Gempa bumi, banjir, dan tanah longsor sering kita dengar, namun pernahkah kita membayangkan jika itu terjadi di lingkungan kita? Ancaman bencana bukanlah skenario yang jauh; bagi banyak komunitas di daerah rawan, ini adalah bagian dari keseharian yang menuntut kesiapan. Kita tidak bisa menunggu bencana datang dengan tangan terlipat. Kesiapsiagaan adalah kunci yang mengubah kerentanan menjadi ketangguhan, dan kekuatan itu bermula dari kesadaran kolektif kita.

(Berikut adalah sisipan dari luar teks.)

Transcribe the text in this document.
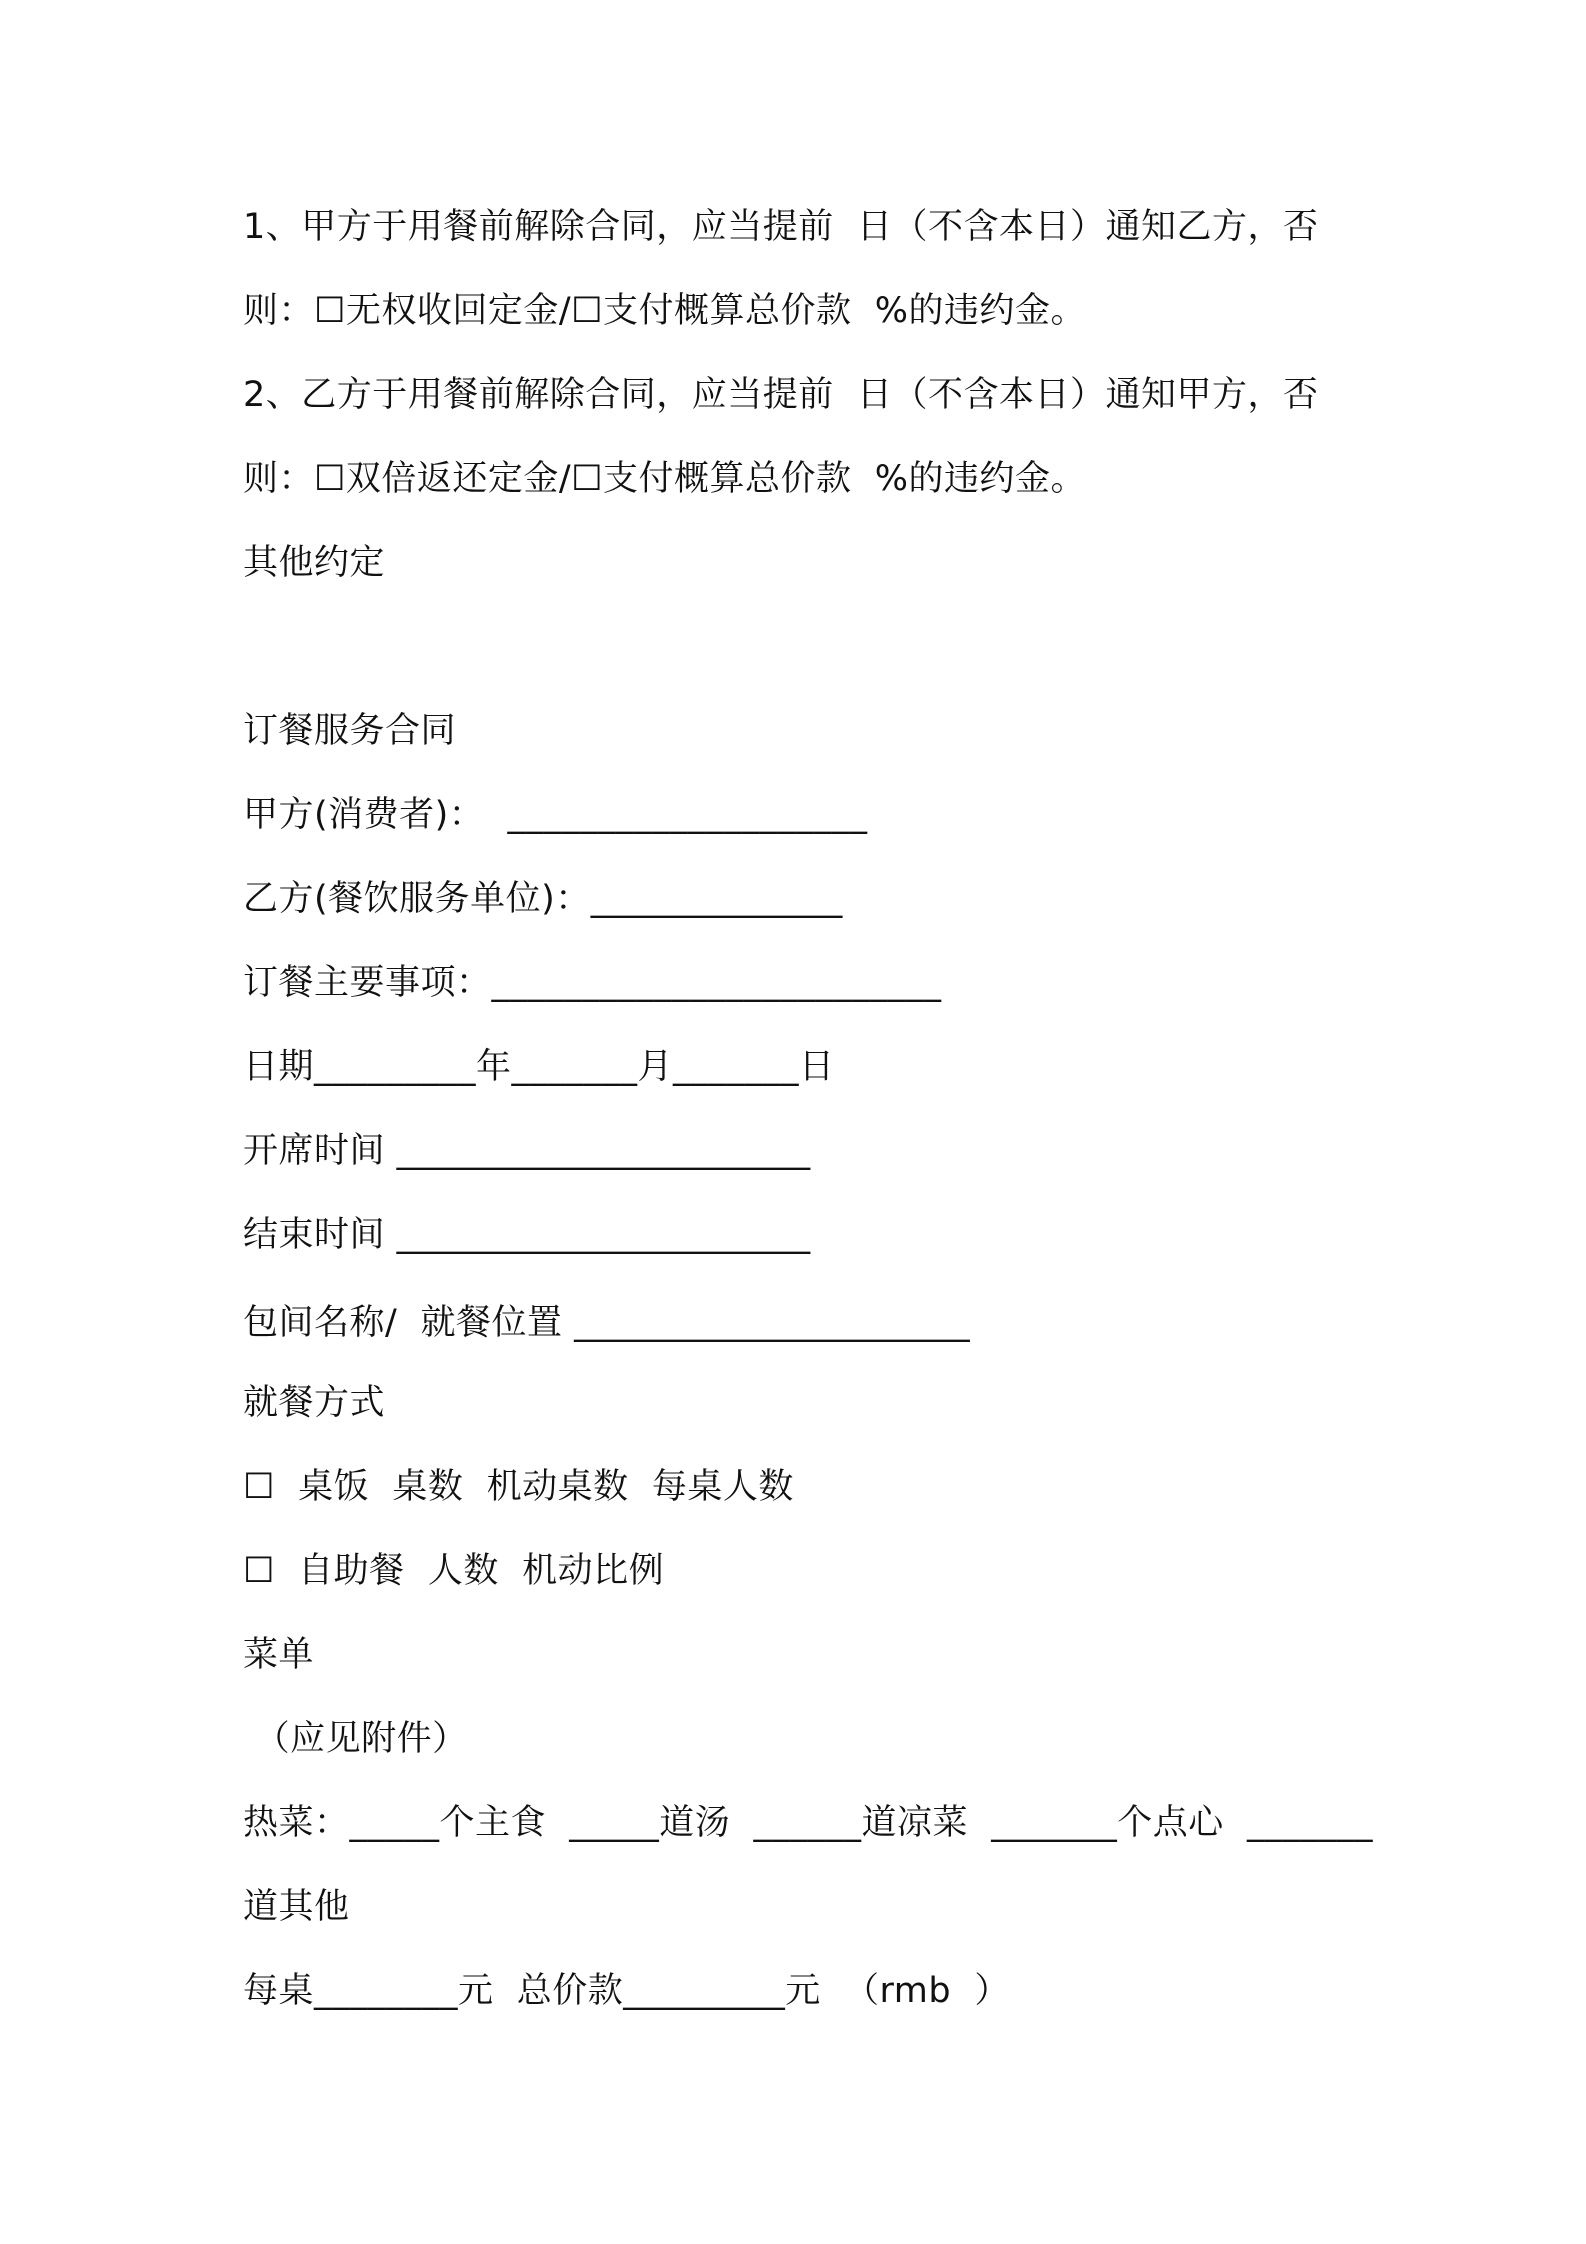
1、甲方于用餐前解除合同，应当提前  日（不含本日）通知乙方，否
则：☐无权收回定金/☐支付概算总价款  %的违约金。
2、乙方于用餐前解除合同，应当提前  日（不含本日）通知甲方，否
则：☐双倍返还定金/☐支付概算总价款  %的违约金。
其他约定
订餐服务合同
甲方(消费者)：  ____________________
乙方(餐饮服务单位)：______________
订餐主要事项：_________________________
日期_________年_______月_______日
开席时间 _______________________
结束时间 _______________________
包间名称/  就餐位置 ______________________
就餐方式
☐  桌饭  桌数  机动桌数  每桌人数
☐  自助餐  人数  机动比例
菜单
（应见附件）
热菜：_____个主食  _____道汤  ______道凉菜  _______个点心  _______
道其他
每桌________元  总价款_________元  （rmb  ）
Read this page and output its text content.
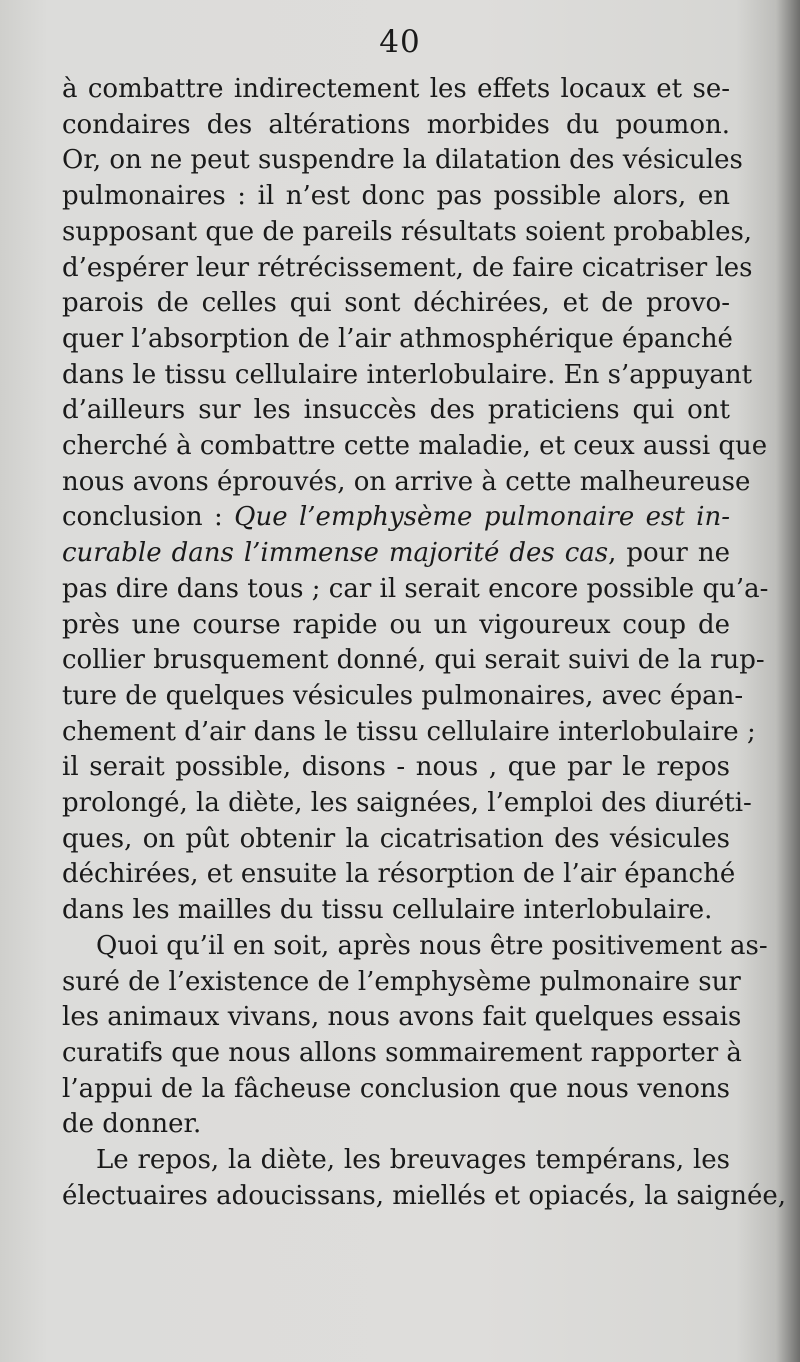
40
à combattre indirectement les effets locaux et se-
condaires des altérations morbides du poumon.
Or, on ne peut suspendre la dilatation des vésicules
pulmonaires : il n’est donc pas possible alors, en
supposant que de pareils résultats soient probables,
d’espérer leur rétrécissement, de faire cicatriser les
parois de celles qui sont déchirées, et de provo-
quer l’absorption de l’air athmosphérique épanché
dans le tissu cellulaire interlobulaire. En s’appuyant
d’ailleurs sur les insuccès des praticiens qui ont
cherché à combattre cette maladie, et ceux aussi que
nous avons éprouvés, on arrive à cette malheureuse
conclusion : Que l’emphysème pulmonaire est in-
curable dans l’immense majorité des cas, pour ne
pas dire dans tous ; car il serait encore possible qu’a-
près une course rapide ou un vigoureux coup de
collier brusquement donné, qui serait suivi de la rup-
ture de quelques vésicules pulmonaires, avec épan-
chement d’air dans le tissu cellulaire interlobulaire ;
il serait possible, disons - nous , que par le repos
prolongé, la diète, les saignées, l’emploi des diuréti-
ques, on pût obtenir la cicatrisation des vésicules
déchirées, et ensuite la résorption de l’air épanché
dans les mailles du tissu cellulaire interlobulaire.
Quoi qu’il en soit, après nous être positivement as-
suré de l’existence de l’emphysème pulmonaire sur
les animaux vivans, nous avons fait quelques essais
curatifs que nous allons sommairement rapporter à
l’appui de la fâcheuse conclusion que nous venons
de donner.
Le repos, la diète, les breuvages tempérans, les
électuaires adoucissans, miellés et opiacés, la saignée,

Mengapa ini penting? Karena saat bencana melanda, detik-detik pertama adalah penentu nyawa. Bantuan dari luar perlu waktu, sementara pengetahuan praktis—seperti evakuasi mandiri atau pertolongan pertama—bisa langsung diterapkan. Ketika komunitas memahami risiko dan solusinya, rasa takut berganti menjadi kepercayaan diri. Ketangguhan tidak lahir dari struktur fisik semata, tetapi dari ikatan sosial dan kemampuan warga untuk saling melindungi.
Lalu, apa yang bisa kita lakukan? Jawabannya sederhana: berkolaborasi! Kita bisa memulai dengan mengikuti pelatihan siaga bencana dan membagikan ilmunya. Bayangkan jika setiap RT memiliki kader terlatih yang mampu memandu simulasi, atau jika bersama-sama kita membuat peta risiko dan tas siaga untuk keluarga lansia di sekitar kita. Inisiatif kecil seperti ini adalah batu pertama dalam membangun komunitas yang tangguh dan responsif.
Sekarang adalah waktunya untuk bergerak. Mari satukan kekuatan dengan menggandeng BPBD, PMI, LSM, dan para ahli. Mari ubah pengetahuan menjadi aksi nyata melalui gotong royong. Ambil peranmu sekarang—ikuti pelatihan, ajak tetangga, atau inisiasi diskusi komunitas. Setiap langkah, sekecil apa pun, memperkuat jaringan keselamatan kita. Bersama, kita bisa menciptakan perisai kolektif yang melindungi setiap jiwa. Ayo, mulai hari ini, karena keselamatan kita adalah tanggung jawab bersama yang kita jalani dengan kolaborasi.